1. **Notebook Session**: This represents the data science environment where you will do your analysis and model development. It's equivalent to a VM but optimized for data science work, allowing you to run notebooks, create visualizations, run analysis, etc.

2. **Model**: This represents the machine learning model you will train and test within OCI Data Science service.

3. **Model Deployment**: Once you're happy with your model, you would use the `ModelDeployment` resource to deploy the model so that it can serve predictions.

4. **Project**: OCI Data Science service allows you to create projects to organize your work.
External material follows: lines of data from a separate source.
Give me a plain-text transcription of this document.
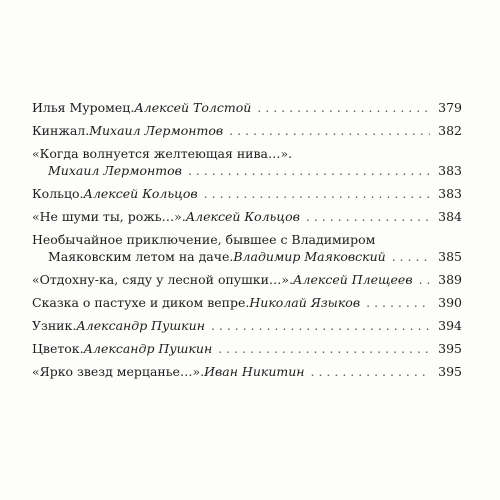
Илья Муромец. Алексей Толстой . . .	379
Кинжал. Михаил Лермонтов . . .	382
«Когда волнуется желтеющая нива…».
Михаил Лермонтов . . .	383
Кольцо. Алексей Кольцов . . .	383
«Не шуми ты, рожь…». Алексей Кольцов . . .	384
Необычайное приключение, бывшее с Владимиром
Маяковским летом на даче. Владимир Маяковский . . .	385
«Отдохну-ка, сяду у лесной опушки…». Алексей Плещеев . . .	389
Сказка о пастухе и диком вепре. Николай Языков . . .	390
Узник. Александр Пушкин . . .	394
Цветок. Александр Пушкин . . .	395
«Ярко звезд мерцанье…». Иван Никитин . . .	395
A `Project` can act as a container for your notebook sessions, models, and jobs.

5. **Job** and **JobRun**: These resources can be used to run automated tasks, such as training machine learning models or running batch predictions.

Here is a simple Pulumi program that provisions a data science environment in OCI, including resources for a project, a notebook session, and a placeholder for a model.

```python
import pulumi
import pulumi_oci as oci

# Set up a compartment where all resources will be provisioned.
compartment_id = 'ocid1.compartment.oc1..aaaaaaa...'  # replace with your Compartment's OCID

# Create a Data Science Project to organize resources.
data_science_project = oci.datascience.Project("dataScienceProject",
    compartment_id=compartment_id,
    description="Project for Data Science Model Development",
    display_name="ModelDevProject"
)

# Create a Notebook Session within the Data Science Project for model development.
notebook_session = oci.datascience.NotebookSession("notebookSession",
    compartment_id=compartment_id,
    project_id=data_science_project.id,
    display_name="DataScienceNotebookSession",
    # Define the configuration of the notebook session.
    # Here shape is a parameter that indicates the type of VM to be used.
    notebook_session_config_details=oci.datascience.NotebookSessionNotebookSessionConfigDetailsArgs(
        shape="VM.Standard2.1",  # Select a VM shape that suits your needs. For example, a standard VM.
        # If other configurations like subnet are needed, they can be specified here.
    ),
    # Optionally, you can add more configuration like Git integration or environment variables.
)

# Output the URL to access the notebook session.
pulumi.export('notebook_session_url', notebook_session.notebook_session_url)

# Placeholder for creating and managing a Data Science Model
# Here we might display a simple Model resource creation without actual training code.
# In real usage, you would replace the `model_artifact` with your model training artifact.
model = oci.datascience.Model("model",
    compartment_id=compartment_id,
    project_id=data_science_project.id,
    display_name="DataScienceModel",
    description="Placeholder for data science model",
    model_artifact="path/to/trained-model.zip",
    artifact_content_disposition="attachment; filename=\"trained-model.zip\"",
)

# Placeholder for Model Deployment; actual deployment code would depend on model details.
# In a complete scenario, this would point to the trained model artifact and include deployment details.
model_deployment = oci.datascience.ModelDeployment("modelDeployment",
    compartment_id=compartment_id,
    project_id=data_science_project.id,
    display_name="ModelDeployment",
    model_deployment_configuration=oci.datascience.ModelDeploymentModelDeploymentConfigurationDetailsArgs(
        # Specify deployment configuration here, e.g., type of deployment, model configuration, etc.
        deployment_type="HTTP", # Example type. Choose according to your needs.
    ),
    description="Deployment of the data science model",
)

# Output the Model Deployment URL.
pulumi.export('model_deployment_url', model_deployment.model_deployment_url)
```

In this program:

- We first set up a compartment and a data science project, which help to organize and group related resources within the OCI.
- We then create a notebook session, which is effectively a VM but with data science-specific setup like a Jupyter notebook environment.
- We define placeholders for the model and model deployment. In a real scenario, you'd replace these placeholders with actual implementations that point to the trained model artifacts and include specific configuration for deployment.

With this foundation, you can adapt it to your specific use case, such as hooking it up to your data sources, installing custom libraries, and setting environment variables for model training.